The film was directed by James Wong, his first film, the screenplay written by him, Glen Morgan, and Jeffrey Reddick, based on Reddick’s story. It had been written for an episode of the X-files, but a colleague at New Line Cinema persuaded Reddick to write it as a film. It was a financial success despite being panned by critics and received the Saturn Award for Best Horror Film, and Sawa received one as Best Young Actor. Eventually, it produced four more movies, several novels and comic books. The whole story was based on the 1996 crash of TWA 800, in which 16 students and 5 teachers from the same high school died, and Reddick’s reading of a story in which someone had a premonition of another crashed plane.

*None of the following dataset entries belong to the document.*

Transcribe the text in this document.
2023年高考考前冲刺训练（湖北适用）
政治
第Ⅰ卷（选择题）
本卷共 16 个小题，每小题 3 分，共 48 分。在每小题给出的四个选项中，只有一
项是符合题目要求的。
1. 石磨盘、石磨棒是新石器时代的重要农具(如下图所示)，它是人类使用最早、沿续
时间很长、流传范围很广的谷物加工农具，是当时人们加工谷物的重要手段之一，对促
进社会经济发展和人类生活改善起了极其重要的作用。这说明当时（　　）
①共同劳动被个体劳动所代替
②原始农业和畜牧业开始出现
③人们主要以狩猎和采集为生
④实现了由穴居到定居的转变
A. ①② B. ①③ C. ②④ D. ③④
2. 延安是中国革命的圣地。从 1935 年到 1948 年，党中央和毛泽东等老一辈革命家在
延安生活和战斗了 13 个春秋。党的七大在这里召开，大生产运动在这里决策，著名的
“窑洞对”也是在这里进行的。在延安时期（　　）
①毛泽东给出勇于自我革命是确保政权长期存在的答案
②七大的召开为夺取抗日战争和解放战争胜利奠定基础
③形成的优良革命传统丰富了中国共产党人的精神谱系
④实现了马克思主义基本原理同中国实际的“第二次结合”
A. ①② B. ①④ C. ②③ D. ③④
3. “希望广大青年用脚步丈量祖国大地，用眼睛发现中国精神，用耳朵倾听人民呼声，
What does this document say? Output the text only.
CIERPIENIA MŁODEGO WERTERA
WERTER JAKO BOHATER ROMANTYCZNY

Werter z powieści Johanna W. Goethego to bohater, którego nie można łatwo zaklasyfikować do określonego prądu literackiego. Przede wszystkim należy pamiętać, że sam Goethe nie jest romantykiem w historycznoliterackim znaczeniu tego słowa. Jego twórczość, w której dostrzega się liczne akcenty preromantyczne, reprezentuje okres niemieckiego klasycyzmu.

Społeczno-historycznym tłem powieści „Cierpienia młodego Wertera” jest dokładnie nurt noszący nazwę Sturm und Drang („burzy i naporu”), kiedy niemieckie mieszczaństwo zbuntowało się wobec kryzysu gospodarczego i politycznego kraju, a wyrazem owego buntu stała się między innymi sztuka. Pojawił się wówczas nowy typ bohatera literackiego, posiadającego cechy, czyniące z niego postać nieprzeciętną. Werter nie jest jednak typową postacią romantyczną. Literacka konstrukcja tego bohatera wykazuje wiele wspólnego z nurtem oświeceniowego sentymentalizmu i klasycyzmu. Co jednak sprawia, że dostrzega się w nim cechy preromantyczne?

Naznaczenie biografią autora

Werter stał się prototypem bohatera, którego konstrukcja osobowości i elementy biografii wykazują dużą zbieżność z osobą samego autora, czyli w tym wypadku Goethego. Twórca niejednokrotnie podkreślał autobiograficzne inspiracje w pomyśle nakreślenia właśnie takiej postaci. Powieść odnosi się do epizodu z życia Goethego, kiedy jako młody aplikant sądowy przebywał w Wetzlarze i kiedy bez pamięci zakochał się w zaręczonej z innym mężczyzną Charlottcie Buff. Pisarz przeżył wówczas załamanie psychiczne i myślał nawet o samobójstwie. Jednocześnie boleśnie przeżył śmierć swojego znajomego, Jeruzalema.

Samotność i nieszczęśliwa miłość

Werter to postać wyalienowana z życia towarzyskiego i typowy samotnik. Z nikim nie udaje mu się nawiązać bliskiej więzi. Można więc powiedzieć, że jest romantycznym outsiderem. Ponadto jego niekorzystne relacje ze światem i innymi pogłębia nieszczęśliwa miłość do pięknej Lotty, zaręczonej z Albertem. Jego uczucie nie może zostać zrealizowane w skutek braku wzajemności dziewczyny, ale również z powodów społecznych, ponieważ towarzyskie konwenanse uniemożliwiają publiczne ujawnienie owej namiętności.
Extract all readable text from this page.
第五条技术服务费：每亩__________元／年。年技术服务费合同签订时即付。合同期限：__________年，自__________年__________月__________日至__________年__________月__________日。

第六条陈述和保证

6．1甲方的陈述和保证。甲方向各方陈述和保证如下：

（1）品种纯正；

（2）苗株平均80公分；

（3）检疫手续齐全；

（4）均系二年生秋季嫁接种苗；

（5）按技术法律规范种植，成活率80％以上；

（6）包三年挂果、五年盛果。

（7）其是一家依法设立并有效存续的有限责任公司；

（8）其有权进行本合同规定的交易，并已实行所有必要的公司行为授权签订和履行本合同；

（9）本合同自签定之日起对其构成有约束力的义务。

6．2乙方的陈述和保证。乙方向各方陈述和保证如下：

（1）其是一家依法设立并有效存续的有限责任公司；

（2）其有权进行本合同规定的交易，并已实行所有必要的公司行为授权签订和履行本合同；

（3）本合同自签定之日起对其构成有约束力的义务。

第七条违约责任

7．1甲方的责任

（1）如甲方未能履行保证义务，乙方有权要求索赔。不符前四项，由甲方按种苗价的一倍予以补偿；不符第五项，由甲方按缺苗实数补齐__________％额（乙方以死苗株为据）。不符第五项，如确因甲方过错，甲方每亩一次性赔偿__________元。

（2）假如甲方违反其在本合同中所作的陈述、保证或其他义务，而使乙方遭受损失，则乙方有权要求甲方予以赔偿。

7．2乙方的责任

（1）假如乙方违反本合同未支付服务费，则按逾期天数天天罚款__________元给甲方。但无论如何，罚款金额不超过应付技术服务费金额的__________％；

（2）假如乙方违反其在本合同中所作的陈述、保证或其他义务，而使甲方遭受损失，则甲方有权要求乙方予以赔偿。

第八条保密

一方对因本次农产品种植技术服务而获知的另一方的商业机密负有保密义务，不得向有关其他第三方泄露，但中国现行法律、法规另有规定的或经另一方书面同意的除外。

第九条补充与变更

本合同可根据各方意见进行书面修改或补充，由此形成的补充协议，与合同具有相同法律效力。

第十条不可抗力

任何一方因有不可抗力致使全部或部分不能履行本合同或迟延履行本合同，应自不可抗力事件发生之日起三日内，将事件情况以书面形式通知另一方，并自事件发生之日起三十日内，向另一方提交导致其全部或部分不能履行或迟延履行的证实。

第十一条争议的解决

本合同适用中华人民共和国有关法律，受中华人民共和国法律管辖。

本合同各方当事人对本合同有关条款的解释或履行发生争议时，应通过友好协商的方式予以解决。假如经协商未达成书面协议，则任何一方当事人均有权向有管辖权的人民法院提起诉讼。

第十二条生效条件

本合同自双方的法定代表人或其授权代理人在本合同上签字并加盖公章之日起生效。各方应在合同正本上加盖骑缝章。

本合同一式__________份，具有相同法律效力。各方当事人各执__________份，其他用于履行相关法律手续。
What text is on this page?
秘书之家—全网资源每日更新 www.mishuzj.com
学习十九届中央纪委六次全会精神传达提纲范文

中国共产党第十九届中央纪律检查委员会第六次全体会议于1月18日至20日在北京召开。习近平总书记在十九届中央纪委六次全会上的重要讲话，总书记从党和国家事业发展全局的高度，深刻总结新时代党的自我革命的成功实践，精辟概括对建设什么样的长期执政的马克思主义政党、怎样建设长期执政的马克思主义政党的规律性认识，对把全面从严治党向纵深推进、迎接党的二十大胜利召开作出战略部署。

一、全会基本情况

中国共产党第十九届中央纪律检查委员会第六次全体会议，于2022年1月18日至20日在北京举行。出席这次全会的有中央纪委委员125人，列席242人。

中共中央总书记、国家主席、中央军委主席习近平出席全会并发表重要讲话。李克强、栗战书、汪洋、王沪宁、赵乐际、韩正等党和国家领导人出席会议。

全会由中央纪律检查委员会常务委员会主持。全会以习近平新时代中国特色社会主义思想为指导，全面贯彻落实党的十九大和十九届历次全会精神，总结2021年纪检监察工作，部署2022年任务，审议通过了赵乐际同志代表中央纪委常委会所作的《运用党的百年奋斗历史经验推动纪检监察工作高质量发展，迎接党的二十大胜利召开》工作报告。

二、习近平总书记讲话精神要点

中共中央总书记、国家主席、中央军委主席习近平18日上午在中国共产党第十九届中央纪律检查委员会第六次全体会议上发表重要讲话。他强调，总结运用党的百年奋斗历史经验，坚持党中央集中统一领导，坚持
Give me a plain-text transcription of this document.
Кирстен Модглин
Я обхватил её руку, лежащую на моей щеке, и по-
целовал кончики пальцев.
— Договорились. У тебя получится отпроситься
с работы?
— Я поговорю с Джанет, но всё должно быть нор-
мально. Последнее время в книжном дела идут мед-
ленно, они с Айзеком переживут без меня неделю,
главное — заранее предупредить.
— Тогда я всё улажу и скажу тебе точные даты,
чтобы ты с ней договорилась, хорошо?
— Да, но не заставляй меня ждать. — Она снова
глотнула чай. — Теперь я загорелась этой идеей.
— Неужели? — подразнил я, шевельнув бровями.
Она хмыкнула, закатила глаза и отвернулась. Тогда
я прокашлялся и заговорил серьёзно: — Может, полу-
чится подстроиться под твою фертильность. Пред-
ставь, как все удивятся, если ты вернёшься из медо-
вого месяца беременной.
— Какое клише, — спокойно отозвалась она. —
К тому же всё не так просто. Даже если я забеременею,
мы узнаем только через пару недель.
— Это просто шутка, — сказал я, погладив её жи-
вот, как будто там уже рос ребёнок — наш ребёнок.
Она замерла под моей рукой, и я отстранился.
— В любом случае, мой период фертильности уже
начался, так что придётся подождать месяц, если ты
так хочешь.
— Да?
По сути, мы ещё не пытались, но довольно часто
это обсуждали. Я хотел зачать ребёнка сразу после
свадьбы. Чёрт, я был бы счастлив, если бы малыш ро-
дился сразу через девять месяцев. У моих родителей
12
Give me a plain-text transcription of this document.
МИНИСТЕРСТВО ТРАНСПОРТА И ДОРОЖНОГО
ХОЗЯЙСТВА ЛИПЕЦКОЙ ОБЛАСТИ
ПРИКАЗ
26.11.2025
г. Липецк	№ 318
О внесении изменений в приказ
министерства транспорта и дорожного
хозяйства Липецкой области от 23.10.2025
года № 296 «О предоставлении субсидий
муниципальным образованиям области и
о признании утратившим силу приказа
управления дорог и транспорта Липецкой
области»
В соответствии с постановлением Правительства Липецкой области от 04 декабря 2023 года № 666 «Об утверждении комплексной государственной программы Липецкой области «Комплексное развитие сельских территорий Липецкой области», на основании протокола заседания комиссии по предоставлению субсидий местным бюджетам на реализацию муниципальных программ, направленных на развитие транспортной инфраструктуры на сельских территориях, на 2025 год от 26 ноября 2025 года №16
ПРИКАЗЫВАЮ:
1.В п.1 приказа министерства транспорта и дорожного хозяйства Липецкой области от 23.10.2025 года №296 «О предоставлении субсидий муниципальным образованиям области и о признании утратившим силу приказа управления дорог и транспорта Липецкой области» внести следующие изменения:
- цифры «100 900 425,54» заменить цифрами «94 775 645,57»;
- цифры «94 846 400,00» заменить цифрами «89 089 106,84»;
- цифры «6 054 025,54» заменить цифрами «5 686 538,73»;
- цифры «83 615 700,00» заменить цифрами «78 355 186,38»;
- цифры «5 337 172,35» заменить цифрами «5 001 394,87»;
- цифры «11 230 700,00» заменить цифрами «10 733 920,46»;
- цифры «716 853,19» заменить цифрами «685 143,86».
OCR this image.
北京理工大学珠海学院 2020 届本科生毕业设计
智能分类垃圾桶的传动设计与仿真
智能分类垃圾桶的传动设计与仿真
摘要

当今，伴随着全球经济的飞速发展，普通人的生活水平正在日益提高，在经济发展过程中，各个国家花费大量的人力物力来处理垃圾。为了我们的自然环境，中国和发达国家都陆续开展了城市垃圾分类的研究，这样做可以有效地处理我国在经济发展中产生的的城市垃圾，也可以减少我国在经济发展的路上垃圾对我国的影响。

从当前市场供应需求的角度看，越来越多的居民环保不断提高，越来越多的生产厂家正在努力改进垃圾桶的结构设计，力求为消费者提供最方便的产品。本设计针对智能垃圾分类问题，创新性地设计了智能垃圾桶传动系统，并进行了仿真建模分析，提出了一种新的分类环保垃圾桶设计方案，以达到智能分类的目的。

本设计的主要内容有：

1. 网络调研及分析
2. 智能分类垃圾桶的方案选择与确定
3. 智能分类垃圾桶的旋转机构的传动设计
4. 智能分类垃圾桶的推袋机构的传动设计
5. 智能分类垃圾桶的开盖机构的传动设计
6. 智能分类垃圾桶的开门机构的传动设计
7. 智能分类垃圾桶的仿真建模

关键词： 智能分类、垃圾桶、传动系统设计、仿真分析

Most of the characters are named after famous horror-film directors, actors, and producers—Lon Chaney, Alfred Hitchcock, Val Lewton, Tod Browning, Friedrich Murnau, Carl Dreyer, Don Siegel, and George Waggner. Weine is German for crying, and Schreck means Scare (as in Max Schreck of Nosferatu), so the FBI agents are named for tears and fears. The hope was to avoid a slasher movie by having no killer. They wanted to do for planes what Jaws did for Sharks. Death uses everyday objects and whatever is available for the inevitable deaths. The music of John Denver, who died in a plane-crash, is used throughout the movie. Ali Larter appeared in the Resident Evil series and Tony Todd in the Star Trek, D.C. and Marvel universes, and he was Candyman. Vancouver International airport played JFK.

The sets built for the Rube Goldberg-like death scenes were built skewed or out of perspective to make them feel disturbing. The music was one of the few things critics liked, but Roger Ebert gave the film four stars. Alex was supposed to be asleep in the opening scene and actor Devon Sawa actually fell asleep for four hours. Mrs. Lewton’s house was built in five days in Vancouver. The neighbors didn’t want it blown up because it was so nice. Much of the news footage is real film about plane crashes. Tod means death in German. Clear’s cabin was in the movie Lake Placid (1999). The luggage cart near the plane is number 666. The film was released before 9-11 and probably would not have been released afterward. Alex is almost killed seven times.

The whole series probably qualifies as a guilty pleasure, but I love the absurdity of the death scenes, which increases as the series goes on, and then is wrapped up brilliantly at the end. One thing, perhaps, to keep in mind: most of the deaths involve things that should have been kept in better repair. Alfred G. Vanderbilt cancelled his trip on board the Titanic in 1912, but three years later died on the Lusitania. A story insists that a stoker named “Lucks” Towers survived the sinking of the Titanic, the Lusitania, and the Empress of Ireland. Winston Churchill said an inner voice told him not to sit in his usual seat in a car, which seat was destroyed by a falling bomb. Adolf Hitler wrote that he was warned to change places in a trench in World War One, in which everyone was killed by a shell except him.